Deprivation, Betrayal, and Neural Wiring
Both betrayal trauma (harm from trusted caregivers) and deprivation trauma (absence of essential care) shape the nervous system through repeated dysregulation. Chronic hyperarousal and collapse disrupt the development of:
Integrative neural networks linking emotional and rational processing.
Coherent self-representation across time and context.
Capacity for affect regulation and relational safety.
The brain adapts by compartmentalizing these functions.
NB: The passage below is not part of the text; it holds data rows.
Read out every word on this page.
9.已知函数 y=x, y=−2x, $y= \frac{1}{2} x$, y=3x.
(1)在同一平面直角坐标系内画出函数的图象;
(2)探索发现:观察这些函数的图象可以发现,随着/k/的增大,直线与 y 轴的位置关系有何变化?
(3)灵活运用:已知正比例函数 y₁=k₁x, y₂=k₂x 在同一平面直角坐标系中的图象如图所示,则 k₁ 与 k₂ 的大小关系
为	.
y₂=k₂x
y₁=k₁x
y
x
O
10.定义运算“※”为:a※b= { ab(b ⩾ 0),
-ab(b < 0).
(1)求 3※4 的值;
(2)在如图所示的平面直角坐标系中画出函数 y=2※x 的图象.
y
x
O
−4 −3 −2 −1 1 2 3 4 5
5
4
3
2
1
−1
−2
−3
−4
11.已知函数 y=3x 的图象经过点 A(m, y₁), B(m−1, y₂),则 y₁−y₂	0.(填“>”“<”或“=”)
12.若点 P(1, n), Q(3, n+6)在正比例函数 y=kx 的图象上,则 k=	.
Each compartment or “part” becomes a specialized response to specific environmental demands, personified. Memory Reconsolidation and Predictive Coding Models suggest that dissociation interrupts the integration of new information, preserving separate “maps” of self and reality to prevent overwhelming the system.
Recent Research
Dr. A. A. T. Simone Reinders is a leading neuroscientist in the field of pathological dissociation whose work has helped bridge lived experience, trauma theory, and brain science. Through neuroimaging and functional brain studies, Reinders was among the first to demonstrate that different identity-states in Dissociative Identity Disorder (DID) show distinct patterns of brain activation such as when listening to trauma-related autobiographical scripts. Her work has also shown dissociative disorders as specific and unique from other mental health issues. Beyond functional activation, Reinders’ structural brain analyses have identified neuroanatomical markers (e.g. hippocampal morphology) linked to early trauma and dissociative symptoms, supporting the view that DID and PTSD share trauma-related biomarkers.
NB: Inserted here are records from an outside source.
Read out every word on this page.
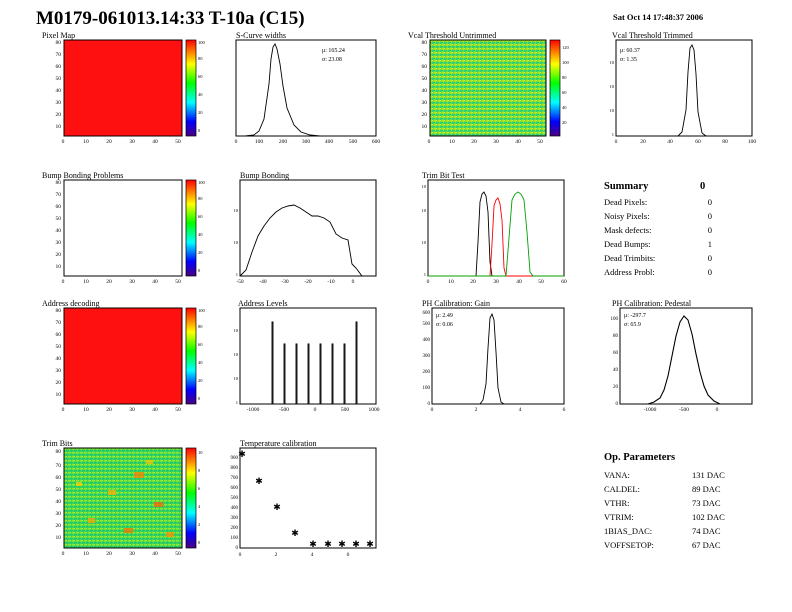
M0179-061013.14:33 T-10a (C15)	Sat Oct 14 17:48:37 2006
Pixel Map
0	10	20	30	40	50
10
20
30
40
50
60
70
80
0
20
40
60
80
100
S-Curve widths
0	100	200	300	400	500	600
μ: 165.24
σ: 23.08
Vcal Threshold Untrimmed
0	10	20	30	40	50
10
20
30
40
50
60
70
80
20
40
60
80
100
120
Vcal Threshold Trimmed
0	20	40	60	80	100
1
10
10
10
μ: 60.37
σ: 1.35
Bump Bonding Problems
0	10	20	30	40	50
10
20
30
40
50
60
70
80
0
20
40
60
80
100
Bump Bonding
-50	-40	-30	-20	-10	0
1
10
10
Trim Bit Test
0	10	20	30	40	50	60
1
10
10
10	Summary	0
Dead Pixels:	0
Noisy Pixels:	0
Mask defects:	0
Dead Bumps:	1
Dead Trimbits:	0
Address Probl:	0
Address decoding
0	10	20	30	40	50
10
20
30
40
50
60
70
80
0
20
40
60
80
100
Address Levels
-1000	-500	0	500	1000
1
10
10
10
PH Calibration: Gain
0	2	4	6
0
100
200
300
400
500
600 μ: 2.49
σ: 0.06
PH Calibration: Pedestal
-1000	-500	0
0
20
40
60
80
100
μ: -297.7
σ: 65.9
Trim Bits
0	10	20	30	40	50
10
20
30
40
50
60
70
80
0
2
4
6
8
10
Temperature calibration
✱
✱
✱
✱
✱ ✱ ✱ ✱ ✱
0	2	4	6
0
100
200
300
400
500
600
700
800
900	Op. Parameters
VANA:	131 DAC
CALDEL:	89 DAC
VTHR:	73 DAC
VTRIM:	102 DAC
1BIAS_DAC:	74 DAC
VOFFSETOP:	67 DAC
Dr. Milissa Kaufman is a psychiatrist and trauma researcher whose work bridges clinical care with neuroscience. She serves as Medical Director at the Hill Center for Women and the Adult Outpatient Trauma Clinic at McLean Hospital, and also directs the Dissociative Disorders & Trauma Research Program. Her research focuses especially on women who have experienced childhood trauma, exploring how dissociative symptoms arise in PTSD and Dissociative Identity Disorder (DID). Using multimodal approaches like neuroimaging, psychophysiology, genetics, and cognitive measures, she investigates why some survivors develop dissociation while others don’t, and how dissociative processes affect recovery. Dr. Kaufman is also devoted to translating scientific insight into improved diagnostics, personalized treatment, and reducing stigma around dissociative disorders.
Dr. Lauren Lebois is a cognitive neuroscientist committed to understanding how trauma changes the brain, mind, and body, especially around dissociation. Her NIMH-funded research program at McLean Hospital examines how abnormalities in brain networks, emotion regulation, and cognition relate to dissociative symptoms in PTSD and DID. Lebois’s team uses a mix of neuroimaging, psychophysiology, computational methods, and behavioral studies to map brain signatures of dissociation, identify subtypes, and explore how treatments change those signatures over time. She also works to make these scientific discoveries accessible and clinically meaningful, with the goal of legitimizing people’s lived experience of dissociation and improving care.